Symptoms are not diagnostic. If with an old standing, exhausting disease, paresis, weakness, emaciation and unfitness for work, there is loss of appetite, dryness of the mouth, congestion of the rectal mucosa, yellowish, whitish, or dark tarry fæces, and a slightly brownish or yellowish tinge of the visible mucous membranes (Rexante) it may be suspected. In fowls Leisering noticed, weakness, lameness, ruffling of the feathers and attacks of vertigo. Icterus, ascites and tenderness over the region of the liver may all be absent. In the absence of ascites, tympany, or an excess of fat in the smaller animals, manipulation may detect the considerable enlargement of the liver, and the characteristic smoothness, of its surface. In other cases some indication may, at times, be had from the increased area of dullness on percussion.
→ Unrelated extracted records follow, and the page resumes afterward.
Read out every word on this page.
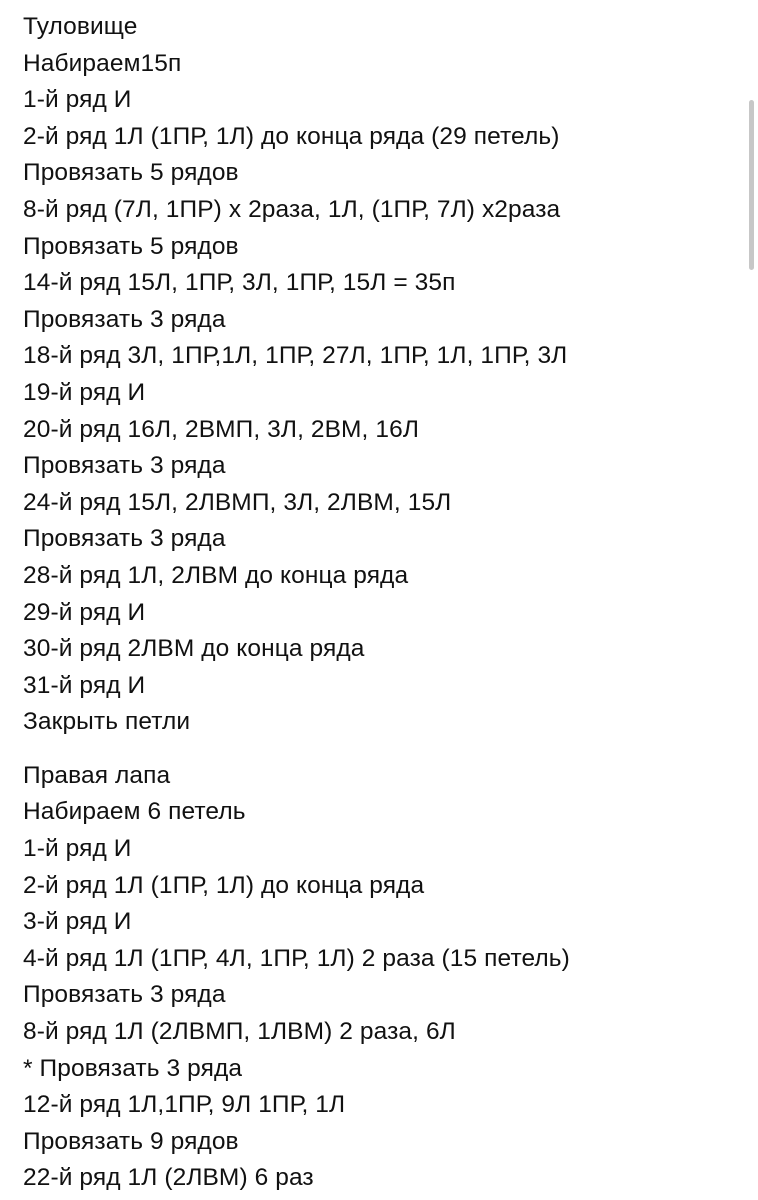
Туловище
Набираем15п
1-й ряд И
2-й ряд 1Л (1ПР, 1Л) до конца ряда (29 петель)
Провязать 5 рядов
8-й ряд (7Л, 1ПР) x 2раза, 1Л, (1ПР, 7Л) x2раза
Провязать 5 рядов
14-й ряд 15Л, 1ПР, 3Л, 1ПР, 15Л = 35п
Провязать 3 ряда
18-й ряд 3Л, 1ПР,1Л, 1ПР, 27Л, 1ПР, 1Л, 1ПР, 3Л
19-й ряд И
20-й ряд 16Л, 2ВМП, 3Л, 2ВМ, 16Л
Провязать 3 ряда
24-й ряд 15Л, 2ЛВМП, 3Л, 2ЛВМ, 15Л
Провязать 3 ряда
28-й ряд 1Л, 2ЛВМ до конца ряда
29-й ряд И
30-й ряд 2ЛВМ до конца ряда
31-й ряд И
Закрыть петли
Правая лапа
Набираем 6 петель
1-й ряд И
2-й ряд 1Л (1ПР, 1Л) до конца ряда
3-й ряд И
4-й ряд 1Л (1ПР, 4Л, 1ПР, 1Л) 2 раза (15 петель)
Провязать 3 ряда
8-й ряд 1Л (2ЛВМП, 1ЛВМ) 2 раза, 6Л
* Провязать 3 ряда
12-й ряд 1Л,1ПР, 9Л 1ПР, 1Л
Провязать 9 рядов
22-й ряд 1Л (2ЛВМ) 6 раз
Treatment is essentially unsatisfactory even if a correct diagnosis can be made. The most hopeful course would be to correct the debilitating disease in which the amyloid seems to have originated. Diseased bones, ulcers, chronic suppurations, and catarrhs may be done away with, and at least any further advance of the degeneration arrested. Open air exercise and a green or otherwise laxative diet would be indicated. The amyloid in lambs fed on oats was corrected by a change of diet (Werner). As medication the alteratives, potassium iodide and potassium arseniate have been mainly resorted to. Bitters and iron may also be of use to build up the strength. The latter should be given with potassium bicarbonate.